Gazeteci arkadaşı Arda Uskan’la Aşık Veysel’in Sivas- Sivrialan da ki köyüne giderler. Arda Uskan röportaj yapacak, Kızılok da şarkıları için izin isteyecektir. İki gün kalırlar o evde…
Aşık Veysel, bir gece gözlerinin nasıl kör olduğunu anlatır onlara;
“Tek gözüm zaten görmüyordu. ‘Kırlangıç Uşağı’ diye seyyar doktorlar vardı. Onlar göz açarlardı, göz doktoruydular. Babam rahmetli, gösterdi, baktılar. ‘Sağ gözü ışık görüyor, üzerindeki perdeyi alırsak açılır. Akdağmadeni’ne getir, orada tedavi edelim’ dediler. Onlar gittiler, bizde bir sevinç fakat fakirlik var. Babam para bulacak da götürecek, açtıracak! O arada öküzün önünden saman irisini, tozunu, toprağını temizlemek için ahıra girdik. Öküz bağlıydı. Hayvan kafasını böylesine sallayınca boynuzunu tam gözümün üstüne vurdu. Sağ gözüm de aktı gitti. O ışık da kayboldu.”
Ardından Aşık Veysel susar, Kızılok eline gitarını alır ve çalmaya başlar. Sonra bir cesaret büyük ozandan şarkılarını ister. Cebinde sadece 250 kuruş telif parası vardır.

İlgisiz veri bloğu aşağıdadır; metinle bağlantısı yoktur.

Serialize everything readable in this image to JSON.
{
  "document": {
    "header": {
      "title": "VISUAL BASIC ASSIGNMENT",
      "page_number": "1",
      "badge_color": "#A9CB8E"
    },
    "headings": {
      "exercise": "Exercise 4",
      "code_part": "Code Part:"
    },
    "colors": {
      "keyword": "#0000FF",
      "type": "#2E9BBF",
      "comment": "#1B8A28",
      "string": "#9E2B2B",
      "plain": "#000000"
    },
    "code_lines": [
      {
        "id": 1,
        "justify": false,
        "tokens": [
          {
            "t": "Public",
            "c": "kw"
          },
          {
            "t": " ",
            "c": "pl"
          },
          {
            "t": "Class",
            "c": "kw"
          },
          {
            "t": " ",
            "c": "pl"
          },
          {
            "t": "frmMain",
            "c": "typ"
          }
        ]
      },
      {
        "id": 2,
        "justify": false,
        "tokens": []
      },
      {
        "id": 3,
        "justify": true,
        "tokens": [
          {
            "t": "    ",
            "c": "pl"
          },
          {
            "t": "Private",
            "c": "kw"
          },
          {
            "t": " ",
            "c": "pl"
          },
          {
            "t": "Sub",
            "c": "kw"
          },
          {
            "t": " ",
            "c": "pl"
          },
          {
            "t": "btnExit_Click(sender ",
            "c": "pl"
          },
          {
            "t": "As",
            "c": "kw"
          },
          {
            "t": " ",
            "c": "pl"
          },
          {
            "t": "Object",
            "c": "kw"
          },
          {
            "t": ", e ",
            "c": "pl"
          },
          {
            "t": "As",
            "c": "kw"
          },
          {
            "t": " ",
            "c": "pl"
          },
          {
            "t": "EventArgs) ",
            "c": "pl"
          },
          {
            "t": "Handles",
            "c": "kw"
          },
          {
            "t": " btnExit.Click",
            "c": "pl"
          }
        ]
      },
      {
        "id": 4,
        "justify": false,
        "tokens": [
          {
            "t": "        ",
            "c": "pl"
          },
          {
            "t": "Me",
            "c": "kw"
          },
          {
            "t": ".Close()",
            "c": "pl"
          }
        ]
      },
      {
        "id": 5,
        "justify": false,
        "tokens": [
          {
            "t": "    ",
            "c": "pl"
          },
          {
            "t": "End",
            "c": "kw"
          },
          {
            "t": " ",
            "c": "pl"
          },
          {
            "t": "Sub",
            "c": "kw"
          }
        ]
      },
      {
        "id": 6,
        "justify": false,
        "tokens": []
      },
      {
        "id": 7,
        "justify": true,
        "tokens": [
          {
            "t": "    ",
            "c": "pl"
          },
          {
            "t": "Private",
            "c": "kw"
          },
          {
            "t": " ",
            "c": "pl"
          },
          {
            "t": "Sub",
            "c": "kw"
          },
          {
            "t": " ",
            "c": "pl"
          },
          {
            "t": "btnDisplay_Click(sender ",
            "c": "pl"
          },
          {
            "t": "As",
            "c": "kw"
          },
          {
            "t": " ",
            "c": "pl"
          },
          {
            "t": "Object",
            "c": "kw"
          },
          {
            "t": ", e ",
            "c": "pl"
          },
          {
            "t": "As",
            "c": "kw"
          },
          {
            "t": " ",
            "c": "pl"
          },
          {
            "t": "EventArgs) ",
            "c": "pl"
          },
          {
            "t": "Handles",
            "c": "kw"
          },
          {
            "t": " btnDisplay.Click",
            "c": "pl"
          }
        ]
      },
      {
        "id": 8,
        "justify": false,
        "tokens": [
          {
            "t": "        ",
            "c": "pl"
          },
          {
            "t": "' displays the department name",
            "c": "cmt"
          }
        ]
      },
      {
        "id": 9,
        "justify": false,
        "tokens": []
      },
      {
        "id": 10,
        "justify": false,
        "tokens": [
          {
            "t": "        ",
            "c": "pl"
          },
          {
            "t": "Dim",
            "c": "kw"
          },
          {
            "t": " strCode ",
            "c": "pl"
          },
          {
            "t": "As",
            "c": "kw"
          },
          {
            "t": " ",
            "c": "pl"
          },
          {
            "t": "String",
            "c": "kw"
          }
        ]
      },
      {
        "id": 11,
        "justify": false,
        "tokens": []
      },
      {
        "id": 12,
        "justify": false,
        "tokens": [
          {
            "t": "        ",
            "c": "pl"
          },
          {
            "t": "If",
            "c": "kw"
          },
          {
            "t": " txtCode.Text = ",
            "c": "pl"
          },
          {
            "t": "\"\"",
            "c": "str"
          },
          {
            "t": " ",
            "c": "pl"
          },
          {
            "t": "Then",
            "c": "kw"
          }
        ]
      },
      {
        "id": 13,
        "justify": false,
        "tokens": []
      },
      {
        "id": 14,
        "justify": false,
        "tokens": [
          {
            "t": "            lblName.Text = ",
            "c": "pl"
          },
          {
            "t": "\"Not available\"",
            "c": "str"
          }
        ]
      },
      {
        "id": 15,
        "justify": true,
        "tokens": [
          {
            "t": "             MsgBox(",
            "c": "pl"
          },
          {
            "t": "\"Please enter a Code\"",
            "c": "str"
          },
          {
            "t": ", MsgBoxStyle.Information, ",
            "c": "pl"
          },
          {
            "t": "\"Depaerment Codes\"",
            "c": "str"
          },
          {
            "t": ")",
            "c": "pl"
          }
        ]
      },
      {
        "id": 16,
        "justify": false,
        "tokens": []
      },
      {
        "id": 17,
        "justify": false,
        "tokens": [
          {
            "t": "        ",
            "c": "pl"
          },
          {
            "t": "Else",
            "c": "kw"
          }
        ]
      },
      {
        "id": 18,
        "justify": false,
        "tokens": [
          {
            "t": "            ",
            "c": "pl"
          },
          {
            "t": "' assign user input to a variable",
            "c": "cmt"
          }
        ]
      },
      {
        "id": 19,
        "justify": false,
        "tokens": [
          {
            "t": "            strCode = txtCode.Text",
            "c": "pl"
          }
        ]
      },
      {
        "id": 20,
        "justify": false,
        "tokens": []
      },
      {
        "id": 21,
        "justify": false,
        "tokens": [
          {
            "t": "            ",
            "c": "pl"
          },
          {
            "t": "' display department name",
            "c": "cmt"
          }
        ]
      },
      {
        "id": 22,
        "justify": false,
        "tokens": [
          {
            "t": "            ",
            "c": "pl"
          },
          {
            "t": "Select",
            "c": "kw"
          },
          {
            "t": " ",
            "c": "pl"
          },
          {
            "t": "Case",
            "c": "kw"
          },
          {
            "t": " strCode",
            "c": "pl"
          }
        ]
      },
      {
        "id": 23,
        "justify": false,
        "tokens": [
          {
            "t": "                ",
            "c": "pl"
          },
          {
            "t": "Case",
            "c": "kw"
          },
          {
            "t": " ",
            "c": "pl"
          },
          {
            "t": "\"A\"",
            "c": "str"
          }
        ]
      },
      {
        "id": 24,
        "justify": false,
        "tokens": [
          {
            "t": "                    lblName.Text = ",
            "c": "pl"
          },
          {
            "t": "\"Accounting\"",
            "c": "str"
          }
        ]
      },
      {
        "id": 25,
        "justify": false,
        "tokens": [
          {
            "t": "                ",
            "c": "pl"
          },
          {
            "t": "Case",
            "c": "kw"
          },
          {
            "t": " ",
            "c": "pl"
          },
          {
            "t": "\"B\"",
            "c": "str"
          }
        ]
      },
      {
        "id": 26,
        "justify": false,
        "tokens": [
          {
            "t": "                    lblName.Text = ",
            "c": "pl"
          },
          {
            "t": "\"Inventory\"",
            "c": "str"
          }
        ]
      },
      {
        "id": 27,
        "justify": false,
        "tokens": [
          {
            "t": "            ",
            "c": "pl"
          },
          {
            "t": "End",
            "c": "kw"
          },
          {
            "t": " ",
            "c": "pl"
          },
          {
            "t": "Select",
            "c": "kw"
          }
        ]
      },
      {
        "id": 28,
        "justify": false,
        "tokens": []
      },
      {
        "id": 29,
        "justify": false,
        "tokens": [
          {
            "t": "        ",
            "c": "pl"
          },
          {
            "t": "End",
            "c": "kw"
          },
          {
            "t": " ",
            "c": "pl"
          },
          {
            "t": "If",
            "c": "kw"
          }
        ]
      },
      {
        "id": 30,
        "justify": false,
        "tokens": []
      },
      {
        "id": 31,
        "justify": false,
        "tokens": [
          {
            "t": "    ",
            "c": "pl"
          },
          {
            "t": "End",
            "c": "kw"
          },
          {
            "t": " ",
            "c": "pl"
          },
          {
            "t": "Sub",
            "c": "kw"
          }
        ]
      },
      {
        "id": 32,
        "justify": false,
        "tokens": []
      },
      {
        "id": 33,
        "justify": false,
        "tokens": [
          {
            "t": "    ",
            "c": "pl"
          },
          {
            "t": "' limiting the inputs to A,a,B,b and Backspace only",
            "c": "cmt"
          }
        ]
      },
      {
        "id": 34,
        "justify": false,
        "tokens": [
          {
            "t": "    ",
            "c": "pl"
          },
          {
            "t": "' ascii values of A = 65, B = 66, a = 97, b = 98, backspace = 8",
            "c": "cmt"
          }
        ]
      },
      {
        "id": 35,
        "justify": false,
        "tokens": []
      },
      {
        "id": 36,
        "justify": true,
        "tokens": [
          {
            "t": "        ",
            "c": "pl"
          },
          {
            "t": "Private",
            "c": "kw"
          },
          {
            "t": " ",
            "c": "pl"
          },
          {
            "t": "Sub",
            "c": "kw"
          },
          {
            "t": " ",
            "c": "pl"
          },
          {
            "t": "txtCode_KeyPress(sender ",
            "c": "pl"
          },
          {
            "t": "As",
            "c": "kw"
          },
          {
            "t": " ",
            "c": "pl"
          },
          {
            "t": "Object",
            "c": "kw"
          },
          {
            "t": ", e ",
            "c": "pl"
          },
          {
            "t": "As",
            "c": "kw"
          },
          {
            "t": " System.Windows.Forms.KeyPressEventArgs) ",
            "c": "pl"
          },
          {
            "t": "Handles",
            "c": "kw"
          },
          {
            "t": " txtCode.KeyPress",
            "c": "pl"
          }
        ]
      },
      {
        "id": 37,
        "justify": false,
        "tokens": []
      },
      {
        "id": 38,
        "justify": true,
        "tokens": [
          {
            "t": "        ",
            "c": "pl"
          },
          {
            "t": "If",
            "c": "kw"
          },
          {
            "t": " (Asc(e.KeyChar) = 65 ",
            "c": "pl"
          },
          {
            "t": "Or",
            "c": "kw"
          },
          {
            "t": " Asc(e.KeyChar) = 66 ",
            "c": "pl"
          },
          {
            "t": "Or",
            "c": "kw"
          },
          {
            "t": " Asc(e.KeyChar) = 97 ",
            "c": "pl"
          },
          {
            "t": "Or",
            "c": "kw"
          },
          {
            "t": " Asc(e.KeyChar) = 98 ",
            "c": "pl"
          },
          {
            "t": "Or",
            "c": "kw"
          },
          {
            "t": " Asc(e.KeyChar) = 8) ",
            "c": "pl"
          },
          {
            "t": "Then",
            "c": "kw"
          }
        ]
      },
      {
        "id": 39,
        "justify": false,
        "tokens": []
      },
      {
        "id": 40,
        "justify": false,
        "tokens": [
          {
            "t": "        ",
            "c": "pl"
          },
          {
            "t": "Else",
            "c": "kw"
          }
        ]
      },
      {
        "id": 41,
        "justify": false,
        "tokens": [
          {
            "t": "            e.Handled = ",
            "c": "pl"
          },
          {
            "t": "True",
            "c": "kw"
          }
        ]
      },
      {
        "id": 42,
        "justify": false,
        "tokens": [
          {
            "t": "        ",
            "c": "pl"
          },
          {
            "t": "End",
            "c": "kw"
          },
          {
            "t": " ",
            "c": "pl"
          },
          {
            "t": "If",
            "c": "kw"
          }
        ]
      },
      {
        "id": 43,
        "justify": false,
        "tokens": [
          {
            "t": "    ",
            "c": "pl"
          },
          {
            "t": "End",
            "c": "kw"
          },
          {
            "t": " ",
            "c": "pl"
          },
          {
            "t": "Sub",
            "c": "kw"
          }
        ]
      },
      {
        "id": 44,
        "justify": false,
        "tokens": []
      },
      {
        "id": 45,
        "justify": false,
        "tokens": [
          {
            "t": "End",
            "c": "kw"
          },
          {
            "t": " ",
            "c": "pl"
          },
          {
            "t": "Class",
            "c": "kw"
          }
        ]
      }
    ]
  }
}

Aşık Veysel gülümser; “O parayı al şirketine götür, gazoz parası yapsınlar. Ama sen güzel söylüyorsun oğlum. İstediğin şarkımı kullanabilirsin” der.
Bu sözlü anlaşmadan birkaç ay sonra Fikret Kızılok’un ilk plağı çıkar. Plak satış rekorları kırar ve Kızılok Altın Plak kazanır. Kazandığı Altın Plak’ı götürüp ustasına, Aşık Veysel’e hediye eder.
Aşık Veysel 21 Mart 1973’de hayatını kaybettiğinde, Kızılok, ”Ustam öldü, toprak oldu. Ustamın parmaklarına değen bu sazın da toprak olması gerekir. Artık ona can veren parmaklar yok” diyerek Veysel’in mezarı başında sazını kırar.
Ve bir süre müziğe veda eder.
Aşık Veysel, Türkiye’nin gelmiş geçmiş en büyük halk ozanlarındandır. (1894-21 Mart 1973)
Ustaya Saygıyla….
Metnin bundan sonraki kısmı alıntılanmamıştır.